Eine absolute Premiere findet beim Klavierkonzert a-Moll Op. 16 Edvard Griegs statt: Alexander Paley übernimmt erstmals in diesem Werk öffentlich den Solopart nach jahrzehntelanger Konzerttätigkeit. Rückblickend ist es unvermeidlich, zu sagen: Hätte er es doch mal lieber sein lassen. Der durchaus informative Einführungsvortrag vor dem Konzert warnt bereits, Paley habe einige Eigenheiten und bringe seine persönliche Note in die vorgetragenen Werke. Dass sich diese „Eigenheiten“ in komplett unmusikalischen Freiheiten, vollkommen unpassenden ständigen Rubati und an den Haaren herbeigezogenen Akzentuierungen ausdrücken, war dann doch ernüchternd. Es ist dem Dirigenten unmöglich, den wirren Temposchwankungen zu folgen und der brutalen und gehackten Lautstärke etwas nur halbwegs Passendes entgegenzubringen. Lediglich am Ende des zweiten Satzes scheint Paley zu merken, wie sinnlos und stupide er an der Musik vorbeigeht, und lässt sich einmal von den Noten tragen, statt sie frappierend grotesk zu entstellen. Zu Beginn des Finales ist dies jedoch schon wieder vergessen und er schmettert statt dem schwungvollen Halling einen tosenden Säbeltanz – ein lauter „Hayja“-Schrei seinerseits verstärkt dieses Zerrbild überdies. Von mir unerklärlichen Bravo-Ausrufen angespornt, rattert er noch eine kurze Zugabe herunter, die allerhöchstens als erträglich bezeichnet werden kann. Das Orchester bemüht sich wirklich, etwas Musikalität einzubringen – Paley unterbindet dies resolut und mit Erfolg.

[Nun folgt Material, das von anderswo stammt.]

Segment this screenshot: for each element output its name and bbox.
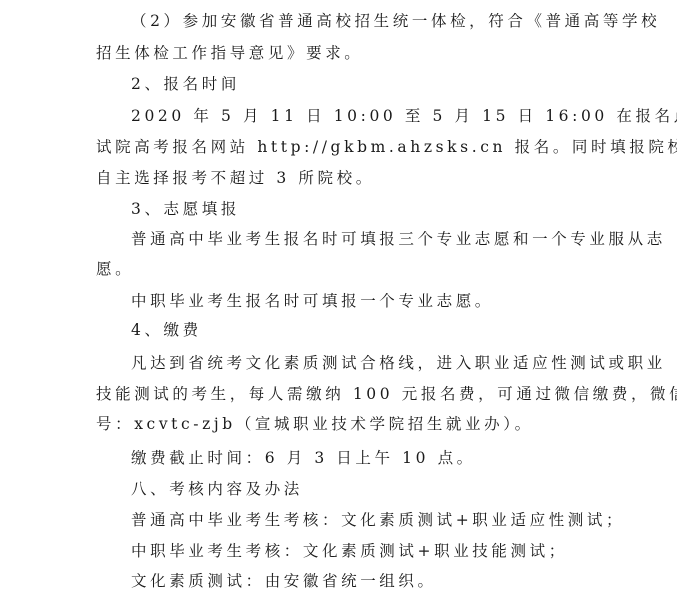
line-high-school-choices-cont: 愿。 xyxy=(96,254,586,285)
line-fee-wechat-account: 号：xcvtc-zjb（宣城职业技术学院招生就业办）。 xyxy=(96,409,586,440)
line-health-check-requirement-cont: 招生体检工作指导意见》要求。 xyxy=(96,38,586,69)
line-cultural-test: 文化素质测试：由安徽省统一组织。 xyxy=(131,566,621,597)
line-registration-college-limit: 自主选择报考不超过 3 所院校。 xyxy=(96,163,586,194)
line-registration-website: 试院高考报名网站 http://gkbm.ahzsks.cn 报名。同时填报院校… xyxy=(96,132,586,163)
heading-registration-time: 2、报名时间 xyxy=(131,69,621,100)
line-high-school-assessment: 普通高中毕业考生考核：文化素质测试+职业适应性测试； xyxy=(131,505,621,536)
heading-assessment-content: 八、考核内容及办法 xyxy=(131,474,621,505)
line-fee-deadline: 缴费截止时间：6 月 3 日上午 10 点。 xyxy=(131,443,621,474)
line-vocational-choices: 中职毕业考生报名时可填报一个专业志愿。 xyxy=(131,286,621,317)
line-fee-amount: 技能测试的考生，每人需缴纳 100 元报名费，可通过微信缴费，微信 xyxy=(96,379,586,410)
line-vocational-assessment: 中职毕业考生考核：文化素质测试+职业技能测试； xyxy=(131,536,621,567)
line-health-check-requirement: （2）参加安徽省普通高校招生统一体检，符合《普通高等学校 xyxy=(131,6,621,37)
line-registration-date: 2020 年 5 月 11 日 10:00 至 5 月 15 日 16:00 在… xyxy=(131,101,621,132)
line-fee-eligibility: 凡达到省统考文化素质测试合格线，进入职业适应性测试或职业 xyxy=(131,348,621,379)
line-high-school-choices: 普通高中毕业考生报名时可填报三个专业志愿和一个专业服从志 xyxy=(131,224,621,255)
heading-fee-payment: 4、缴费 xyxy=(131,315,621,346)
heading-application-choices: 3、志愿填报 xyxy=(131,194,621,225)
document-page: （2）参加安徽省普通高校招生统一体检，符合《普通高等学校 招生体检工作指导意见》… xyxy=(0,0,677,606)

Ein vollkommen anderes Bild bietet sich nach der Pause, Rachmaninoff scheint wesentlich mehr geprobt zu sein als Schumann, und dies ist hörbar! Durch lebendige Hervorbringung der Nebenstimmengeflechts glänzt das umstrittene Werk in Plastizität und Vielseitigkeit, wodurch auch einige der bekannten Längen gar nicht so lang erscheinen. Auch ist der Klang nun wesentlich ausgewogener als zuvor. Zwar bleiben noch immer einige eher blässliche Stellen und die bereits beanstandeten unfunktionellen Temposchwankungen, doch ist alles in allem eine enorme Steigerung gegenüber der ersten Konzerthälfte offenkundig.

Gab es zwar in der ersten Hälfte doch einige Komplikationen, zumal vom Pianisten ausgehend, so kann doch das Schlussstück einigermaßen überzeugen, nicht zuletzt einiger Musiker wegen, die mit ihrem Können und ihrer Einfühlung in teils glänzenden Soli das Publikum in innere Bewegung bringen.